Frustrated, and wanting something to photograph, I decided to make the microwave fudge I used to make as a high schooler for Christmas swaps: microwave three cups of chocolate chips, a can of sweetened condensed milk, and 1/4 of a cup of butter for about three minutes. Mix everything together until they're all well combined and melted, then pour into a prepared baking dish and chill until firm. Viola: fudge.

This fudge is tasty and has the perfect texture every time. For someone like me who doesn't actually really like making candy - probably because I just haven't done it often and am afraid of burning myself or the batch - this is the perfect solution to making something homemade that seems like you put a lot of effort into it, but really it was nice and stress free. I'm very curious about what a curious Turn of the Century cook might have done with this recipe, and if it would have proved as challenging for someone who might not have even eaten fudge, let alone made it themselves before. 

So, moral of the story: if you're making fudge from scratch the old fashioned way, consider picking up a candy thermometer. If you insist on going without, be patient and let the fudge cool on the counter instead of sticking it in the fridge. 

Or, do what I did, and make microwave fudge. Much easier, and the results are just as tasty!

Modern conveniences sure do come in handy in times like these!


  1. Wow! I wish I knew what caused the awful texture! I made fudge once (orange-cream flavored, not chocolate), and had no issues, despite not having a candy thermometer.
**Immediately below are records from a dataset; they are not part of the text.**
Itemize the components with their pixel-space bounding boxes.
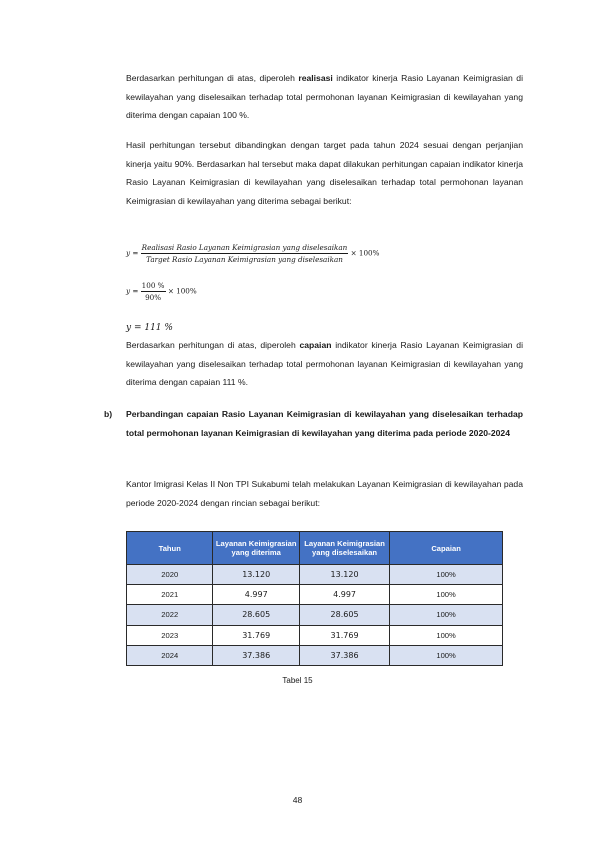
text: Berdasarkan perhitungan di atas, diperoleh bbox=[126, 340, 300, 350]
paragraph-capaian bbox=[126, 336, 523, 392]
bold-text: capaian bbox=[299, 340, 332, 350]
fraction-denominator: 90% bbox=[145, 293, 162, 302]
table-cell: 2023 bbox=[127, 625, 213, 645]
table-cell: 2024 bbox=[127, 645, 213, 665]
formula-rhs: × 100% bbox=[350, 248, 380, 258]
formula-values bbox=[126, 281, 197, 302]
table-cell: 31.769 bbox=[299, 625, 389, 645]
formula-rhs: × 100% bbox=[167, 286, 197, 296]
fraction-denominator: Target Rasio Layanan Keimigrasian yang diselesaikan bbox=[146, 255, 343, 264]
table-row bbox=[127, 645, 503, 665]
fraction bbox=[141, 243, 349, 264]
table-cell: 2021 bbox=[127, 585, 213, 605]
table-cell: 13.120 bbox=[299, 565, 389, 585]
page-number: 48 bbox=[292, 795, 303, 805]
table-cell: 31.769 bbox=[213, 625, 299, 645]
column-header: Capaian bbox=[390, 532, 503, 565]
data-table bbox=[126, 531, 503, 666]
list-marker: b) bbox=[104, 409, 113, 419]
paragraph-realisasi bbox=[126, 69, 523, 125]
table-cell: 28.605 bbox=[213, 605, 299, 625]
table-cell: 13.120 bbox=[213, 565, 299, 585]
table-cell: 100% bbox=[390, 585, 503, 605]
table-cell: 100% bbox=[390, 645, 503, 665]
column-header: Layanan Keimigrasian yang diterima bbox=[213, 532, 299, 565]
table-cell: 28.605 bbox=[299, 605, 389, 625]
table-caption: Tabel 15 bbox=[282, 676, 313, 685]
table-row bbox=[127, 625, 503, 645]
table-cell: 100% bbox=[390, 605, 503, 625]
paragraph-target: Hasil perhitungan tersebut dibandingkan dengan target pada tahun 2024 sesuai dengan perjanjian kinerja yaitu 90%. Berdasarkan hal tersebut maka dapat dilakukan perhitungan capaian indikator kinerja Rasio Layanan Keimigrasian di kewilayahan yang diselesaikan terhadap total permohonan layanan Keimigrasian di kewilayahan yang diterima sebagai berikut: bbox=[126, 140, 523, 206]
formula-lhs: y = bbox=[126, 286, 139, 296]
text: indikator kinerja Rasio Layanan Keimigrasian di kewilayahan yang diselesaikan terhadap total permohonan layanan Keimigrasian di kewilayahan yang diterima dengan capaian 100 %. bbox=[126, 73, 523, 120]
formula-ratio bbox=[126, 243, 379, 264]
table-cell: 100% bbox=[390, 565, 503, 585]
column-header: Layanan Keimigrasian yang diselesaikan bbox=[299, 532, 389, 565]
formula-lhs: y = bbox=[126, 248, 139, 258]
table-header-row bbox=[127, 532, 503, 565]
table-cell: 37.386 bbox=[213, 645, 299, 665]
table-cell: 4.997 bbox=[299, 585, 389, 605]
bold-text: realisasi bbox=[298, 73, 333, 83]
table-row bbox=[127, 565, 503, 585]
table-cell: 37.386 bbox=[299, 645, 389, 665]
column-header: Tahun bbox=[127, 532, 213, 565]
table-row bbox=[127, 585, 503, 605]
fraction-numerator: Realisasi Rasio Layanan Keimigrasian yang diselesaikan bbox=[141, 243, 348, 252]
fraction bbox=[141, 281, 166, 302]
fraction-numerator: 100 % bbox=[141, 281, 165, 290]
text: indikator kinerja Rasio Layanan Keimigrasian di kewilayahan yang diselesaikan terhadap total permohonan layanan Keimigrasian di kewilayahan yang diterima dengan capaian 111 %. bbox=[126, 340, 523, 387]
table-row bbox=[127, 605, 503, 625]
table-cell: 4.997 bbox=[213, 585, 299, 605]
table-cell: 100% bbox=[390, 625, 503, 645]
table-cell: 2020 bbox=[127, 565, 213, 585]
formula-result: y = 111 % bbox=[126, 323, 173, 333]
paragraph-rincian: Kantor Imigrasi Kelas II Non TPI Sukabumi telah melakukan Layanan Keimigrasian di kewilayahan pada periode 2020-2024 dengan rincian sebagai berikut: bbox=[126, 479, 523, 508]
table-cell: 2022 bbox=[127, 605, 213, 625]
section-heading: Perbandingan capaian Rasio Layanan Keimigrasian di kewilayahan yang diselesaikan terhadap total permohonan layanan Keimigrasian di kewilayahan yang diterima pada periode 2020-2024 bbox=[126, 409, 523, 438]
text: Berdasarkan perhitungan di atas, diperoleh bbox=[126, 73, 299, 83]
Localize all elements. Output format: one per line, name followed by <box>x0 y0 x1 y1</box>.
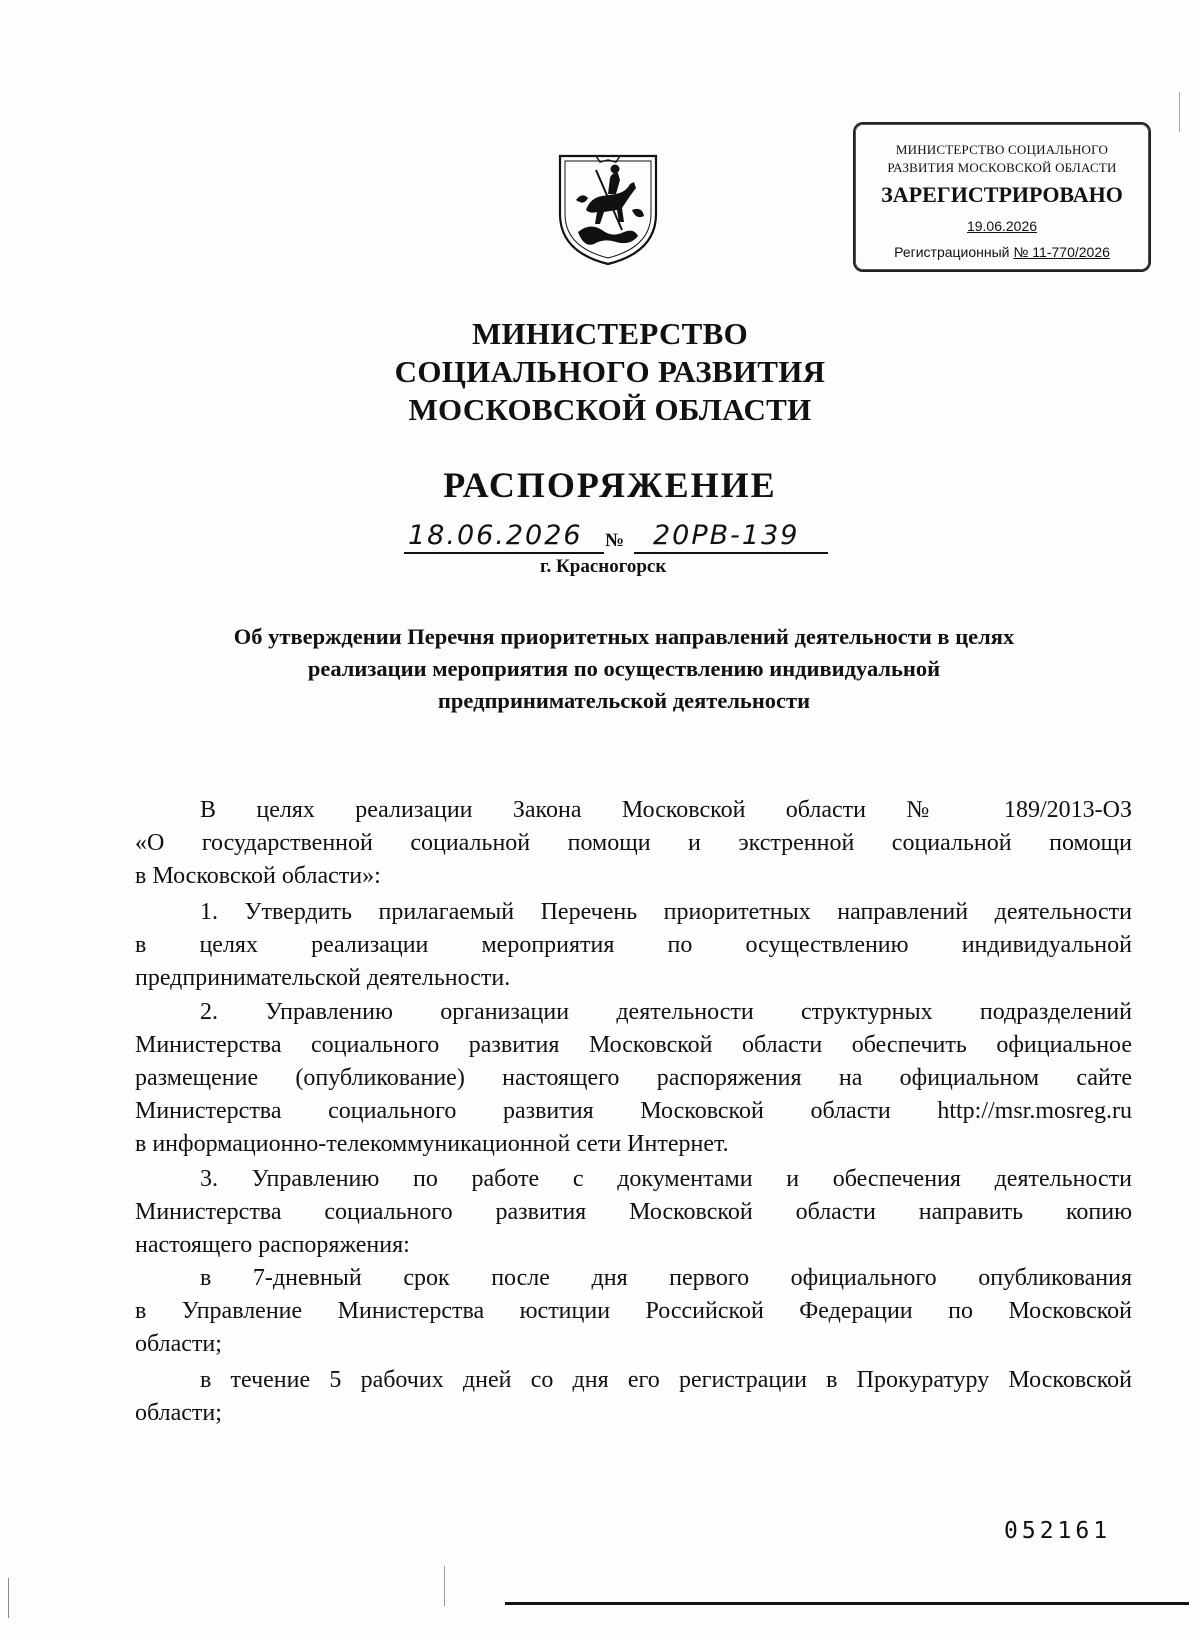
body-line: Министерства социального развития Московской области обеспечить официальное <box>135 1032 1132 1058</box>
body-line: Министерства социального развития Московской области http://msr.mosreg.ru <box>135 1098 1132 1124</box>
body-line: области; <box>135 1400 222 1426</box>
document-date: 18.06.2026 <box>408 520 583 551</box>
ministry-title-line-1: МИНИСТЕРСТВО <box>471 316 749 351</box>
body-line: в течение 5 рабочих дней со дня его регистрации в Прокуратуру Московской <box>200 1367 1132 1393</box>
body-line: в 7-дневный срок после дня первого официального опубликования <box>200 1265 1132 1291</box>
document-type: РАСПОРЯЖЕНИЕ <box>443 465 777 505</box>
page-code: 052161 <box>1004 1518 1112 1544</box>
body-line: настоящего распоряжения: <box>135 1232 410 1258</box>
stamp-date-line <box>855 218 1149 234</box>
body-line: размещение (опубликование) настоящего распоряжения на официальном сайте <box>135 1065 1132 1091</box>
body-line: в информационно-телекоммуникационной сети Интернет. <box>135 1131 729 1157</box>
body-line: в целях реализации мероприятия по осуществлению индивидуальной <box>135 932 1132 958</box>
body-line: в Управление Министерства юстиции Российской Федерации по Московской <box>135 1298 1132 1324</box>
body-line: 1. Утвердить прилагаемый Перечень приоритетных направлений деятельности <box>200 899 1132 925</box>
stamp-registration-line <box>855 244 1149 260</box>
date-underline <box>404 552 604 554</box>
subject-line: предпринимательской деятельности <box>437 688 811 713</box>
subject-line: Об утверждении Перечня приоритетных направлений деятельности в целях <box>233 624 1015 649</box>
body-line: В целях реализации Закона Московской области № 189/2013-ОЗ <box>200 797 1132 823</box>
body-line: области; <box>135 1331 222 1357</box>
number-underline <box>634 552 828 554</box>
coat-of-arms-icon <box>556 152 660 267</box>
registration-stamp <box>853 122 1151 272</box>
body-line: предпринимательской деятельности. <box>135 965 511 991</box>
ministry-title-line-2: СОЦИАЛЬНОГО РАЗВИТИЯ <box>394 354 826 389</box>
stamp-reg-label: Регистрационный <box>894 244 1010 260</box>
stamp-org-line-1: МИНИСТЕРСТВО СОЦИАЛЬНОГО <box>895 142 1109 157</box>
number-sign: № <box>605 530 625 551</box>
scan-artifact <box>444 1566 445 1606</box>
stamp-status: ЗАРЕГИСТРИРОВАНО <box>881 182 1123 207</box>
subject-line: реализации мероприятия по осуществлению индивидуальной <box>307 656 941 681</box>
body-line: «О государственной социальной помощи и экстренной социальной помощи <box>135 830 1132 856</box>
ministry-title-line-3: МОСКОВСКОЙ ОБЛАСТИ <box>408 392 812 427</box>
stamp-reg-number: № 11-770/2026 <box>1013 244 1110 260</box>
body-line: 2. Управлению организации деятельности структурных подразделений <box>200 999 1132 1025</box>
scan-artifact <box>8 1578 9 1618</box>
scan-artifact <box>1179 92 1180 132</box>
body-line: 3. Управлению по работе с документами и обеспечения деятельности <box>200 1166 1132 1192</box>
body-line: в Московской области»: <box>135 863 381 889</box>
stamp-org-line-2: РАЗВИТИЯ МОСКОВСКОЙ ОБЛАСТИ <box>887 160 1117 175</box>
document-number: 20РВ-139 <box>653 520 800 551</box>
stamp-date: 19.06.2026 <box>966 218 1038 234</box>
bottom-rule <box>505 1602 1189 1605</box>
body-line: Министерства социального развития Московской области направить копию <box>135 1199 1132 1225</box>
document-city: г. Красногорск <box>540 556 667 577</box>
But after boiling, instead of the cold-water test, I dropped a bit of the mixture onto a plate; if it was too firm to drip, but was still soft when poked, it was ready. There are too many ingredient differences between our recipes to make an apples-to-apples comparison, but somehow I feel like your recipe calls for an awful lot of sugar... I dunno. But I like your microwave fudge idea!

    1. The graininess in the original batch is because the sugar was cooled too quickly like I said in the post, so it formed bigger crystals than it should have. If I'd let it cool more slowly, it would have maintained the original gooey but smooth texture. I think if I'd been patient and let it sit until it had cooled completely, it would have hardened to a similar point as a soft caramel, so still sticky, but easier to eat with your hands.

  2. Interesting to hear about how the refrigeration caused that kind of crystallization. Annoying as I'm sure it was, I love the experimentation side of cooking so the failures are sometimes more interesting than the successes!

    This has me feeling inspired even though I've never tried making fudge. I know my mother used to make an annual fudge wreath for school events when I was a kid. I'll have to ask her if she still has her recipe (and see how it compares to yours).

    1. Would love to hear how it turns out if you find it! I'm definitely curious to give other recipes a shot now that I know a little more about how the process works.